Additionally, a brain lesion may then be missed in the workup and surveillance for anal cancer as the brain is not routinely imaged unless otherwise clinically indicated (30). It may be beneficial to consider a CT of the brain with contrast in patients with initial metastasis in the liver and/or lungs to rule out cerebral metastasis at presentation confidently.

Furthermore, utilisation of a chemotherapeutic agent that can effectively cross the blood-brain barrier (BBB) could be considered, to ensure that spread to the brain is minimised or prevented in patients with known existing metastatic disease.

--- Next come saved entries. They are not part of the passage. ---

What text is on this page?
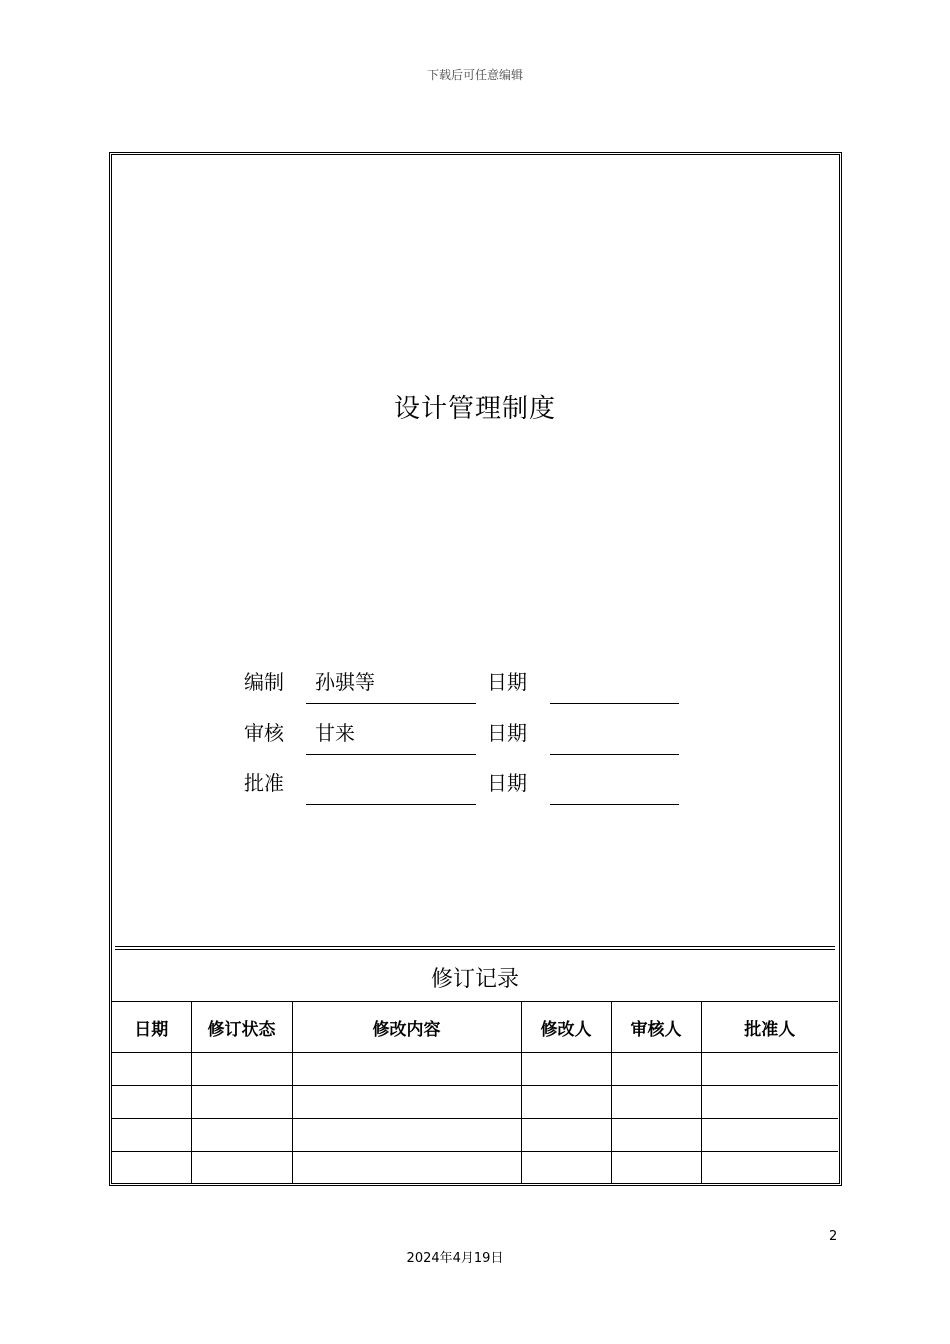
下载后可任意编辑
设计管理制度
编制 孙骐等	日期
审核 甘来	日期
批准	日期
修订记录
日期	修订状态	修改内容	修改人	审核人	批准人

2
2024年4月19日
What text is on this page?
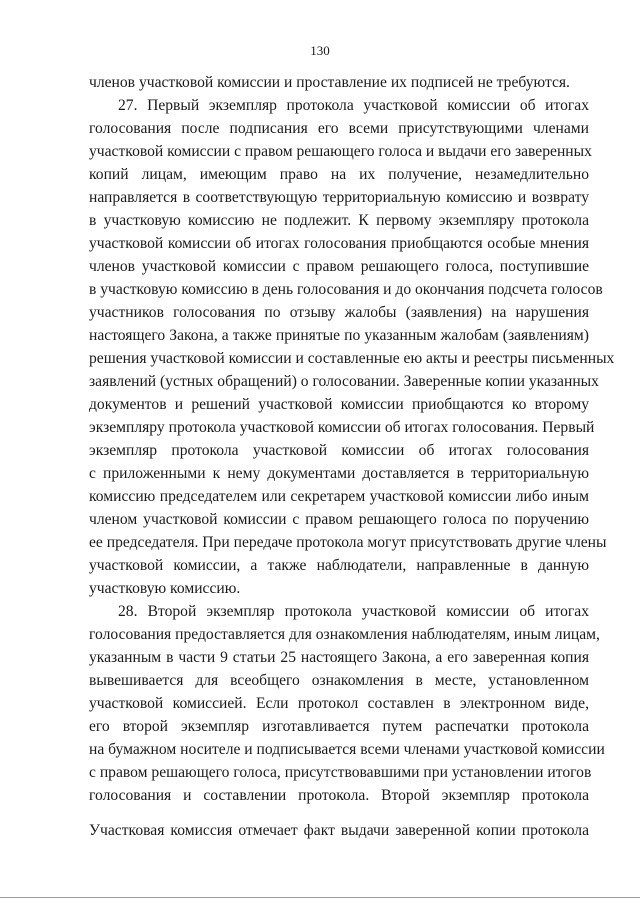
130
членов участковой комиссии и проставление их подписей не требуются.
27. Первый экземпляр протокола участковой комиссии об итогах
голосования после подписания его всеми присутствующими членами
участковой комиссии с правом решающего голоса и выдачи его заверенных
копий лицам, имеющим право на их получение, незамедлительно
направляется в соответствующую территориальную комиссию и возврату
в участковую комиссию не подлежит. К первому экземпляру протокола
участковой комиссии об итогах голосования приобщаются особые мнения
членов участковой комиссии с правом решающего голоса, поступившие
в участковую комиссию в день голосования и до окончания подсчета голосов
участников голосования по отзыву жалобы (заявления) на нарушения
настоящего Закона, а также принятые по указанным жалобам (заявлениям)
решения участковой комиссии и составленные ею акты и реестры письменных
заявлений (устных обращений) о голосовании. Заверенные копии указанных
документов и решений участковой комиссии приобщаются ко второму
экземпляру протокола участковой комиссии об итогах голосования. Первый
экземпляр протокола участковой комиссии об итогах голосования
с приложенными к нему документами доставляется в территориальную
комиссию председателем или секретарем участковой комиссии либо иным
членом участковой комиссии с правом решающего голоса по поручению
ее председателя. При передаче протокола могут присутствовать другие члены
участковой комиссии, а также наблюдатели, направленные в данную
участковую комиссию.
28. Второй экземпляр протокола участковой комиссии об итогах
голосования предоставляется для ознакомления наблюдателям, иным лицам,
указанным в части 9 статьи 25 настоящего Закона, а его заверенная копия
вывешивается для всеобщего ознакомления в месте, установленном
участковой комиссией. Если протокол составлен в электронном виде,
его второй экземпляр изготавливается путем распечатки протокола
на бумажном носителе и подписывается всеми членами участковой комиссии
с правом решающего голоса, присутствовавшими при установлении итогов
голосования и составлении протокола. Второй экземпляр протокола
Участковая комиссия отмечает факт выдачи заверенной копии протокола
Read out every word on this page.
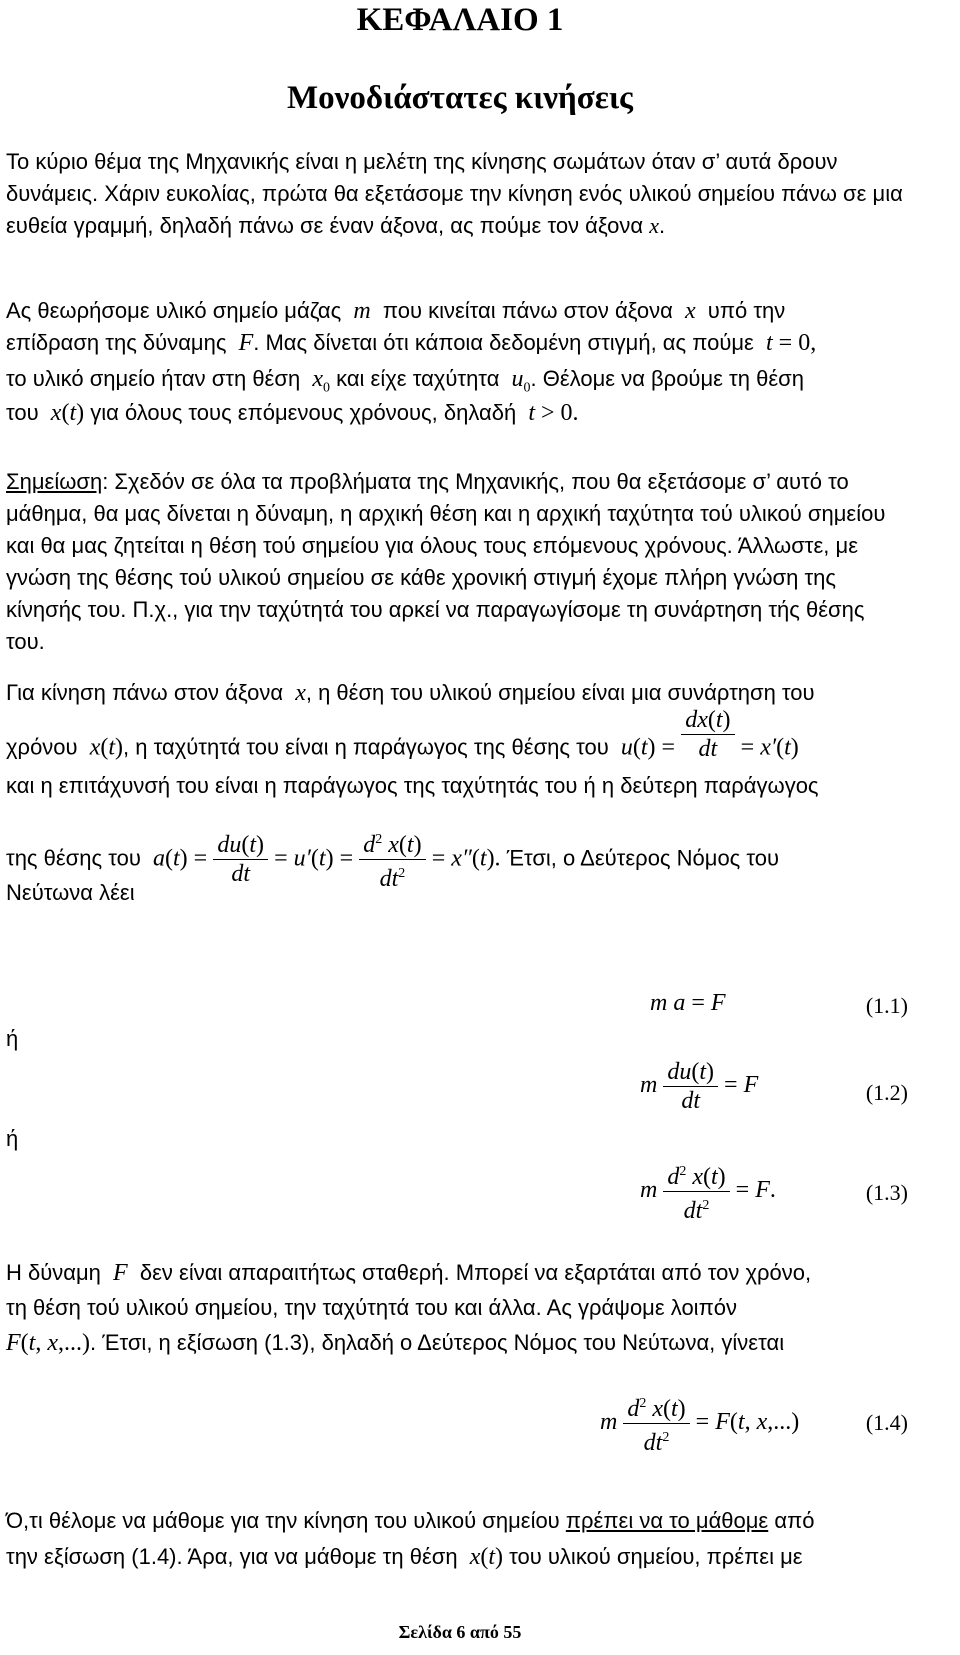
ΚΕΦΑΛΑΙΟ 1
Μονοδιάστατες κινήσεις

Το κύριο θέμα της Μηχανικής είναι η μελέτη της κίνησης σωμάτων όταν σ’ αυτά δρουν δυνάμεις. Χάριν ευκολίας, πρώτα θα εξετάσομε την κίνηση ενός υλικού σημείου πάνω σε μια ευθεία γραμμή, δηλαδή πάνω σε έναν άξονα, ας πούμε τον άξονα x.

Ας θεωρήσομε υλικό σημείο μάζας  m  που κινείται πάνω στον άξονα  x  υπό την
επίδραση της δύναμης  F. Μας δίνεται ότι κάποια δεδομένη στιγμή, ας πούμε  t = 0,
το υλικό σημείο ήταν στη θέση  $x_0$ και είχε ταχύτητα  $u_0$. Θέλομε να βρούμε τη θέση
του  x(t) για όλους τους επόμενους χρόνους, δηλαδή  t > 0.

Σημείωση: Σχεδόν σε όλα τα προβλήματα της Μηχανικής, που θα εξετάσομε σ’ αυτό το μάθημα, θα μας δίνεται η δύναμη, η αρχική θέση και η αρχική ταχύτητα τού υλικού σημείου και θα μας ζητείται η θέση τού σημείου για όλους τους επόμενους χρόνους. Άλλωστε, με γνώση της θέσης τού υλικού σημείου σε κάθε χρονική στιγμή έχομε πλήρη γνώση της κίνησής του. Π.χ., για την ταχύτητά του αρκεί να παραγωγίσομε τη συνάρτηση τής θέσης του.

Για κίνηση πάνω στον άξονα  x, η θέση του υλικού σημείου είναι μια συνάρτηση του
χρόνου  x(t), η ταχύτητά του είναι η παράγωγος της θέσης του  $u(t) = \frac{dx(t)}{dt} = x'(t)$
και η επιτάχυνσή του είναι η παράγωγος της ταχύτητάς του ή η δεύτερη παράγωγος
της θέσης του  $a(t) = \frac{du(t)}{dt} = u'(t) = \frac{d^2 x(t)}{dt^2} = x''(t)$. Έτσι, ο Δεύτερος Νόμος του
Νεύτωνα λέει
m a = F	(1.1)
ή
m $\frac{du(t)}{dt} = F$	(1.2)
ή
m $\frac{d^2 x(t)}{dt^2} = F$.	(1.3)
Η δύναμη  F  δεν είναι απαραιτήτως σταθερή. Μπορεί να εξαρτάται από τον χρόνο,
τη θέση τού υλικού σημείου, την ταχύτητά του και άλλα. Ας γράψομε λοιπόν
F(t, x,...). Έτσι, η εξίσωση (1.3), δηλαδή ο Δεύτερος Νόμος του Νεύτωνα, γίνεται
m $\frac{d^2 x(t)}{dt^2} = F(t$, x,...)	(1.4)
Ό,τι θέλομε να μάθομε για την κίνηση του υλικού σημείου πρέπει να το μάθομε από
την εξίσωση (1.4). Άρα, για να μάθομε τη θέση  x(t) του υλικού σημείου, πρέπει με
Σελίδα 6 από 55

For example, an agent such as temozolomide, which has historically been used in treating gliomas and can penetrate the BBB, may be considered in preventing cerebral metastasis (31). A review of 21 clinical trials in 2014 investigated the efficacy of temozolomide in treating cerebral metastases from various solid tumours which included non-small cell lung cancer and malignant melanoma. It was noted that trials with temozolomide-monotherapy had modest response, while metastases treated with combination chemotherapy with temozolomide and radiation therapy saw an even greater response to treatment compared with monotherapy alone (32).

Of the previous cases reported, no two primary anal malignancies nor cerebral metastasis were treated identically. Primary treatment consisted of either surgery, chemotherapy, radiation or a combination of the three. This area of gastrointestinal malignancies would benefit from further research in standardising primary treatment to decrease the risk of recurrence and metastatic spread and develop treatment protocols for advanced disease and surveillance protocols. Whether investigating cerebral lesions before declaring remission would be of benefit warrants further study. Finally, testing for tumour markers such as p16 may be considered when planning treatment and to further understand the disease course. In conclusion, patients at risk for anal cancer should take steps to protect their health by mitigating risks and undergoing regular screening to detect any potential problems early.